We learned that a youth's reason for using tobacco had everything to do with emotion and nothing to do with rational decision making. Tobacco was a significant, visible, and readily available way for youth to signal that they were in control. Like piercing an ear or dying hair, using tobacco was a tool of rebellion and all about sending a signal to the world that the user made decisions for themselves.
While rather counterintuitive, what made tobacco so alluring to youth was its deadly qualities. The fact that tobacco killed was the unique selling proposition for youth. Generations of well intentioned social marketers had pounded the airwaves doing everything they could to explain that tobacco kills. What they did not understand (and the tobacco industry did) was that they risked actually making tobacco that much more appealing to youth.

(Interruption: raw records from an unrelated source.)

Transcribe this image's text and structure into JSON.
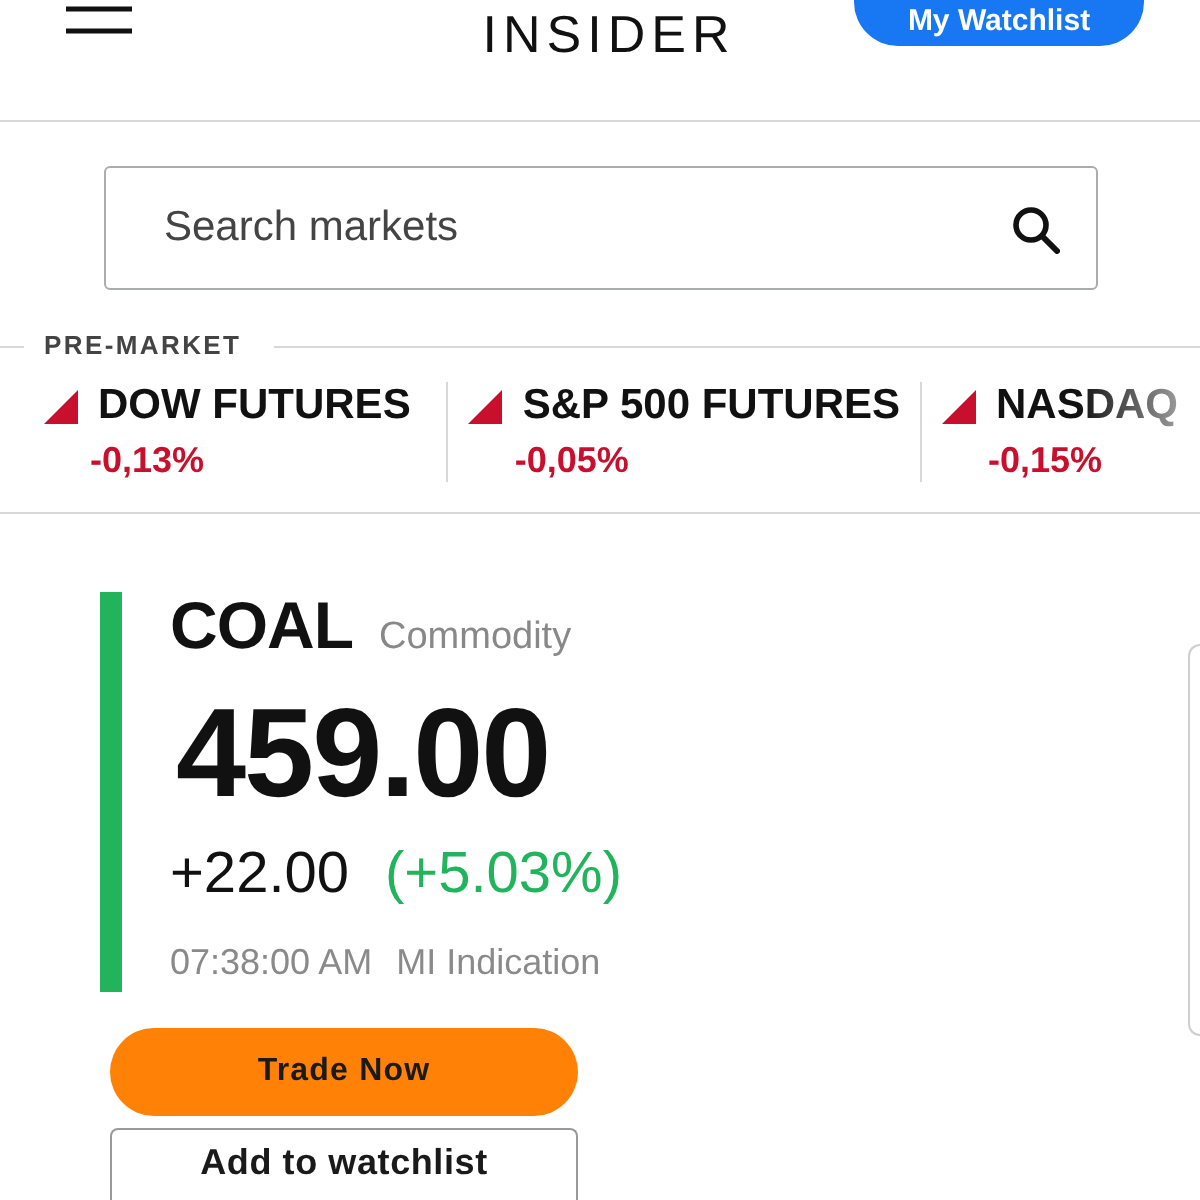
{
  "header": {
    "logo": "INSIDER",
    "watchlist_button": "My Watchlist"
  },
  "search": {
    "placeholder": "Search markets"
  },
  "pre_market": {
    "label": "PRE-MARKET",
    "tickers": [
      {
        "name": "DOW FUTURES",
        "change": "-0,13%",
        "negative": true
      },
      {
        "name": "S&P 500 FUTURES",
        "change": "-0,05%",
        "negative": true
      },
      {
        "name": "NASDAQ",
        "change": "-0,15%",
        "negative": true
      }
    ]
  },
  "quote": {
    "symbol": "COAL",
    "type": "Commodity",
    "price": "459.00",
    "change": "+22.00",
    "change_percent": "(+5.03%)",
    "negative": false,
    "time": "07:38:00 AM",
    "source": "MI Indication"
  },
  "actions": [
    {
      "label": "Trade Now",
      "kind": "primary"
    },
    {
      "label": "Add to watchlist",
      "kind": "secondary"
    }
  ]
}
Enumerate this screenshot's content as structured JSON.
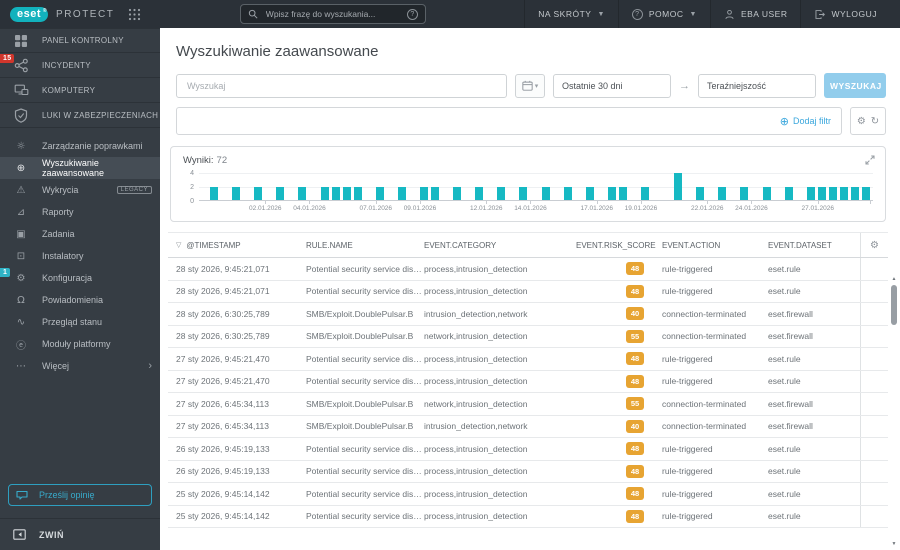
{
  "colors": {
    "topbar_bg": "#2b3138",
    "sidebar_bg": "#363d44",
    "sidebar_selected_bg": "#454d55",
    "brand_teal": "#12b2bd",
    "badge_red": "#d1362c",
    "badge_teal": "#2fb3c6",
    "link_blue": "#3aa7dd",
    "search_button_blue": "#92cdec",
    "chart_bar_teal": "#16b9c3",
    "risk_badge_amber": "#e7a432"
  },
  "topbar": {
    "brand": "eset",
    "product": "PROTECT",
    "search_placeholder": "Wpisz frazę do wyszukania...",
    "shortcuts_label": "NA SKRÓTY",
    "help_label": "POMOC",
    "user_label": "EBA USER",
    "logout_label": "WYLOGUJ"
  },
  "sidebar": {
    "primary": [
      {
        "label": "PANEL KONTROLNY",
        "icon": "dashboard-icon"
      },
      {
        "label": "INCYDENTY",
        "icon": "incidents-icon",
        "badge": "15"
      },
      {
        "label": "KOMPUTERY",
        "icon": "computers-icon"
      },
      {
        "label": "LUKI W ZABEZPIECZENIACH",
        "icon": "vulnerabilities-shield-icon"
      }
    ],
    "secondary": [
      {
        "label": "Zarządzanie poprawkami",
        "icon": "patch-management-icon"
      },
      {
        "label": "Wyszukiwanie zaawansowane",
        "icon": "advanced-search-icon",
        "selected": true
      },
      {
        "label": "Wykrycia",
        "icon": "detections-warning-icon",
        "tag": "LEGACY"
      },
      {
        "label": "Raporty",
        "icon": "reports-chart-icon"
      },
      {
        "label": "Zadania",
        "icon": "tasks-icon"
      },
      {
        "label": "Instalatory",
        "icon": "installers-icon"
      },
      {
        "label": "Konfiguracja",
        "icon": "configuration-gear-icon",
        "badge": "1"
      },
      {
        "label": "Powiadomienia",
        "icon": "notifications-bell-icon"
      },
      {
        "label": "Przegląd stanu",
        "icon": "status-overview-icon"
      },
      {
        "label": "Moduły platformy",
        "icon": "platform-modules-icon"
      },
      {
        "label": "Więcej",
        "icon": "more-ellipsis-icon",
        "chevron": "›"
      }
    ],
    "feedback_label": "Prześlij opinię",
    "collapse_label": "ZWIŃ"
  },
  "main": {
    "title": "Wyszukiwanie zaawansowane",
    "search_placeholder": "Wyszukaj",
    "date_from": "Ostatnie 30 dni",
    "date_to": "Teraźniejszość",
    "search_button": "WYSZUKAJ",
    "add_filter": "Dodaj filtr"
  },
  "results": {
    "label": "Wyniki:",
    "count": "72"
  },
  "chart_data": {
    "type": "bar",
    "title": "Wyniki: 72",
    "xlabel": "",
    "ylabel": "",
    "ylim": [
      0,
      4
    ],
    "yticks": [
      0,
      2,
      4
    ],
    "grid": true,
    "legend": "none",
    "x_tick_labels": [
      "02.01.2026",
      "04.01.2026",
      "07.01.2026",
      "09.01.2026",
      "12.01.2026",
      "14.01.2026",
      "17.01.2026",
      "19.01.2026",
      "22.01.2026",
      "24.01.2026",
      "27.01.2026"
    ],
    "tick_slots": [
      6,
      10,
      16,
      20,
      26,
      30,
      36,
      40,
      46,
      50,
      56
    ],
    "total_slots": 61,
    "bars": [
      {
        "slot": 1,
        "count": 2
      },
      {
        "slot": 3,
        "count": 2
      },
      {
        "slot": 5,
        "count": 2
      },
      {
        "slot": 7,
        "count": 2
      },
      {
        "slot": 9,
        "count": 2
      },
      {
        "slot": 11,
        "count": 2
      },
      {
        "slot": 12,
        "count": 2
      },
      {
        "slot": 13,
        "count": 2
      },
      {
        "slot": 14,
        "count": 2
      },
      {
        "slot": 16,
        "count": 2
      },
      {
        "slot": 18,
        "count": 2
      },
      {
        "slot": 20,
        "count": 2
      },
      {
        "slot": 21,
        "count": 2
      },
      {
        "slot": 23,
        "count": 2
      },
      {
        "slot": 25,
        "count": 2
      },
      {
        "slot": 27,
        "count": 2
      },
      {
        "slot": 29,
        "count": 2
      },
      {
        "slot": 31,
        "count": 2
      },
      {
        "slot": 33,
        "count": 2
      },
      {
        "slot": 35,
        "count": 2
      },
      {
        "slot": 37,
        "count": 2
      },
      {
        "slot": 38,
        "count": 2
      },
      {
        "slot": 40,
        "count": 2
      },
      {
        "slot": 43,
        "count": 4
      },
      {
        "slot": 45,
        "count": 2
      },
      {
        "slot": 47,
        "count": 2
      },
      {
        "slot": 49,
        "count": 2
      },
      {
        "slot": 51,
        "count": 2
      },
      {
        "slot": 53,
        "count": 2
      },
      {
        "slot": 55,
        "count": 2
      },
      {
        "slot": 56,
        "count": 2
      },
      {
        "slot": 57,
        "count": 2
      },
      {
        "slot": 58,
        "count": 2
      },
      {
        "slot": 59,
        "count": 2
      },
      {
        "slot": 60,
        "count": 2
      }
    ]
  },
  "table": {
    "columns": [
      "@TIMESTAMP",
      "RULE.NAME",
      "EVENT.CATEGORY",
      "EVENT.RISK_SCORE",
      "EVENT.ACTION",
      "EVENT.DATASET"
    ],
    "rows": [
      {
        "timestamp": "28 sty 2026, 9:45:21,071",
        "rule_name": "Potential security service disco...",
        "category": "process,intrusion_detection",
        "risk_score": "48",
        "action": "rule-triggered",
        "dataset": "eset.rule"
      },
      {
        "timestamp": "28 sty 2026, 9:45:21,071",
        "rule_name": "Potential security service disco...",
        "category": "process,intrusion_detection",
        "risk_score": "48",
        "action": "rule-triggered",
        "dataset": "eset.rule"
      },
      {
        "timestamp": "28 sty 2026, 6:30:25,789",
        "rule_name": "SMB/Exploit.DoublePulsar.B",
        "category": "intrusion_detection,network",
        "risk_score": "40",
        "action": "connection-terminated",
        "dataset": "eset.firewall"
      },
      {
        "timestamp": "28 sty 2026, 6:30:25,789",
        "rule_name": "SMB/Exploit.DoublePulsar.B",
        "category": "network,intrusion_detection",
        "risk_score": "55",
        "action": "connection-terminated",
        "dataset": "eset.firewall"
      },
      {
        "timestamp": "27 sty 2026, 9:45:21,470",
        "rule_name": "Potential security service disco...",
        "category": "process,intrusion_detection",
        "risk_score": "48",
        "action": "rule-triggered",
        "dataset": "eset.rule"
      },
      {
        "timestamp": "27 sty 2026, 9:45:21,470",
        "rule_name": "Potential security service disco...",
        "category": "process,intrusion_detection",
        "risk_score": "48",
        "action": "rule-triggered",
        "dataset": "eset.rule"
      },
      {
        "timestamp": "27 sty 2026, 6:45:34,113",
        "rule_name": "SMB/Exploit.DoublePulsar.B",
        "category": "network,intrusion_detection",
        "risk_score": "55",
        "action": "connection-terminated",
        "dataset": "eset.firewall"
      },
      {
        "timestamp": "27 sty 2026, 6:45:34,113",
        "rule_name": "SMB/Exploit.DoublePulsar.B",
        "category": "intrusion_detection,network",
        "risk_score": "40",
        "action": "connection-terminated",
        "dataset": "eset.firewall"
      },
      {
        "timestamp": "26 sty 2026, 9:45:19,133",
        "rule_name": "Potential security service disco...",
        "category": "process,intrusion_detection",
        "risk_score": "48",
        "action": "rule-triggered",
        "dataset": "eset.rule"
      },
      {
        "timestamp": "26 sty 2026, 9:45:19,133",
        "rule_name": "Potential security service disco...",
        "category": "process,intrusion_detection",
        "risk_score": "48",
        "action": "rule-triggered",
        "dataset": "eset.rule"
      },
      {
        "timestamp": "25 sty 2026, 9:45:14,142",
        "rule_name": "Potential security service disco...",
        "category": "process,intrusion_detection",
        "risk_score": "48",
        "action": "rule-triggered",
        "dataset": "eset.rule"
      },
      {
        "timestamp": "25 sty 2026, 9:45:14,142",
        "rule_name": "Potential security service disco...",
        "category": "process,intrusion_detection",
        "risk_score": "48",
        "action": "rule-triggered",
        "dataset": "eset.rule"
      }
    ]
  }
}
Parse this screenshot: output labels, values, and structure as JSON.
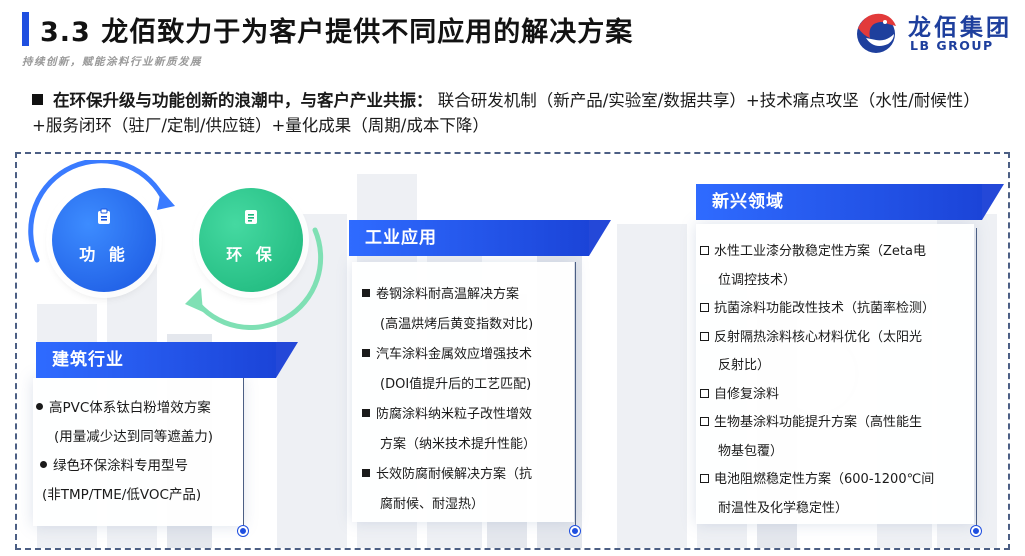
{
  "header": {
    "title": "3.3  龙佰致力于为客户提供不同应用的解决方案",
    "subtitle": "持续创新，赋能涂料行业新质发展",
    "logo_cn": "龙佰集团",
    "logo_en": "LB GROUP"
  },
  "intro": {
    "lead": "在环保升级与功能创新的浪潮中，与客户产业共振：",
    "body": "联合研发机制（新产品/实验室/数据共享）+技术痛点攻坚（水性/耐候性）+服务闭环（驻厂/定制/供应链）+量化成果（周期/成本下降）"
  },
  "circles": {
    "function_label": "功 能",
    "eco_label": "环 保"
  },
  "building": {
    "title": "建筑行业",
    "items": [
      {
        "text": "高PVC体系钛白粉增效方案",
        "note": "(用量减少达到同等遮盖力)"
      },
      {
        "text": "绿色环保涂料专用型号",
        "note": "(非TMP/TME/低VOC产品)"
      }
    ]
  },
  "industrial": {
    "title": "工业应用",
    "items": [
      {
        "text": "卷钢涂料耐高温解决方案",
        "note": "(高温烘烤后黄变指数对比)"
      },
      {
        "text": "汽车涂料金属效应增强技术",
        "note": "(DOI值提升后的工艺匹配)"
      },
      {
        "text": "防腐涂料纳米粒子改性增效",
        "note": "方案（纳米技术提升性能）"
      },
      {
        "text": "长效防腐耐候解决方案（抗",
        "note": "腐耐候、耐湿热）"
      }
    ]
  },
  "emerging": {
    "title": "新兴领域",
    "items": [
      {
        "text": "水性工业漆分散稳定性方案（Zeta电",
        "note": "位调控技术）"
      },
      {
        "text": "抗菌涂料功能改性技术（抗菌率检测）",
        "note": ""
      },
      {
        "text": "反射隔热涂料核心材料优化（太阳光",
        "note": "反射比）"
      },
      {
        "text": "自修复涂料",
        "note": ""
      },
      {
        "text": "生物基涂料功能提升方案（高性能生",
        "note": "物基包覆）"
      },
      {
        "text": "电池阻燃稳定性方案（600-1200℃间",
        "note": "耐温性及化学稳定性）"
      }
    ]
  },
  "colors": {
    "accent": "#1f4fe0",
    "green": "#1bb57a",
    "logo": "#1e3f9d"
  }
}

If we were to turn the tables on tobacco we surmised that we could not take away their tool of rebellion without giving them an alternative. Attacking the duplicity and manipulation of the tobacco industry became “truth's” rebellion. The image on the cover of the journal, and that displayed in fig 1, provide examples of the anti-manipulation strategy.
Making “truth” a brand
Through our work in other youth categories we knew the important role brands played with youth. In a search to define one's identity, brands (like piercing, haircuts, and even tobacco use) serve as a shorthand way for youth to identify themselves to the world. If we wanted youth to really embrace our anti-tobacco effort, it made sense that we should deliver it just like other successful US youth products, such as Adidas, Fubu or Abercromie—in a branded form they understood.
Branding has given the Florida effort the benefit of accumulated awareness. Everything we have created builds on the awareness of the marketing components that preceded it.
The temptation when we started “truth” was to make the effort broad enough to encompass all ages and use the funding to tackle social issues beyond tobacco. As much as anything, “truth's” success in Florida has been defined by the ability of the Florida Department of Health and all involved to focus on the one problem of youth tobacco use. Every initiative and line item of the budget has been scrutinised based solely on its impact on reducing youth tobacco prevalence.
These seven principles underpin the Florida “truth” anti-tobacco media campaign and, we believe, were critical to its success. Commencing this year, the American Legacy Foundation has expanded and extended the “truth” campaign on a national basis, with funding from the Master Settlement Agreement.3 Other countries who are committed to reducing youth smoking might look to these principles, and to the experience of “truth” in Florida,4 to help design effective youth-focused tobacco control campaigns.